Lecture Morys Great Depression
Lecture Morys Great Depression
Dr Matthias Morys
University of York
The Great Depression
- Roughly from 1929 (New York Stock Market Crash) to mid-1930s
- Output losses from peak to trough on average 30% (!), but sharp
differences between countries (high dependency on foreign raw
material imports often provided relief, e.g. UK)
- Difference between “recession” and “depression” somewhat unclear
but the Great Depression was certainly the largest (global) recession
ever (in the industrialized period anyway)
- Political consequences of the Great Depression: rise of totalitarian
regimes (Nazi Germany and Fascist Italy; by 1939, the Czech
republic was the only proper democracy left in central and Eastern
Europe)
- Have we learnt from the Great Depression ? Do we rightly label the
post-2008 world as Great Recession ?
Topics
• Unfavourable pre-conditions of the 1920s
• How to explain the quick transmission and the
severity of the crisis ?
• How did countries get out of the Great Depression ?
• American historiography
• European historiography
• British historiography? ‘the great slump’
• Towards a consensus?
• Point here is instability.

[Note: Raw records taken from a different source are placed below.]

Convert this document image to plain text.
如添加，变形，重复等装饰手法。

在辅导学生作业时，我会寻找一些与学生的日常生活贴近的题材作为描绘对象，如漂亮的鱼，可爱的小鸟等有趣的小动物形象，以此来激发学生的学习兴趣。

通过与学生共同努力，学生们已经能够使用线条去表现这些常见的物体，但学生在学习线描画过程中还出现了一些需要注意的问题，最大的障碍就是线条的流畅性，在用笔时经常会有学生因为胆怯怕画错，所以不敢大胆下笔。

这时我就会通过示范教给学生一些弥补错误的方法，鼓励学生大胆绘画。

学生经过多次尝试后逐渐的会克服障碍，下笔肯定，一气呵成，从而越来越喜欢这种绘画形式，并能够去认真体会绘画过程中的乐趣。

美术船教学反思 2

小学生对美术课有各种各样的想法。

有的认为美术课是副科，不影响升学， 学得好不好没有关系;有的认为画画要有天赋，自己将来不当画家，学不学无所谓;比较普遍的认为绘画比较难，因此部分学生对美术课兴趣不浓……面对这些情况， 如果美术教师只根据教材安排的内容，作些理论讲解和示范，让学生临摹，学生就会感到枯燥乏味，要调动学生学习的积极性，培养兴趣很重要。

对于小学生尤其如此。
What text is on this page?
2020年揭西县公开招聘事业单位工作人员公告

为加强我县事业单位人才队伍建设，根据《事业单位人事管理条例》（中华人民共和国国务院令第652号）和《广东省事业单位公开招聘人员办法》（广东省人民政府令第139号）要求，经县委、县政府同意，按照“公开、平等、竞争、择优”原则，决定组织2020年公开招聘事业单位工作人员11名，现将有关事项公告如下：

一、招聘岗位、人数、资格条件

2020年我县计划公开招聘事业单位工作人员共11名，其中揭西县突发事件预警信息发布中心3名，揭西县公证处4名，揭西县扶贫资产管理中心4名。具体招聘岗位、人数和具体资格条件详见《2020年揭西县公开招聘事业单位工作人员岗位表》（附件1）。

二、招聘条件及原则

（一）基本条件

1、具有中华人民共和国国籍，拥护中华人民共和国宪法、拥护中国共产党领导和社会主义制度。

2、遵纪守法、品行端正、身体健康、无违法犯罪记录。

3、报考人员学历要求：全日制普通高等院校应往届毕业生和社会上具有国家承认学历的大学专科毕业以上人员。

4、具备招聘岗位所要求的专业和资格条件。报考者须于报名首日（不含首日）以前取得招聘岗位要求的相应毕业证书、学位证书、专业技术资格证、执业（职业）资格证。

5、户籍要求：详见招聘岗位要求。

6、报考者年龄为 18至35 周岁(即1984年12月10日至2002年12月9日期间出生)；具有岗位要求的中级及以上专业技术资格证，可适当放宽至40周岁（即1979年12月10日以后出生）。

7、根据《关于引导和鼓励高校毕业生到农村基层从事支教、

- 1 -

Unequal growth. In the 1920s there was a serious lack
of diversification in the American economy of the 1920s. Prosperity had been
excessively dependent on a few basic industries, notably construction and
automobiles.
• In the late 1920s, however, those industries began to decline. Because it could
not be sustained indefinitely? Between 1926 and 1929, expenditure on
construction fell from $11 billion to under $9 billion.
• Automobile sales began to decline somewhat later, but in the first nine months
of 1929 they declined by more than one third.
• Once these two crucial industries began to weaken, there was not enough
strength in the other sectors of the economy to take up the slack. The growth
was in other words fragile and unstable.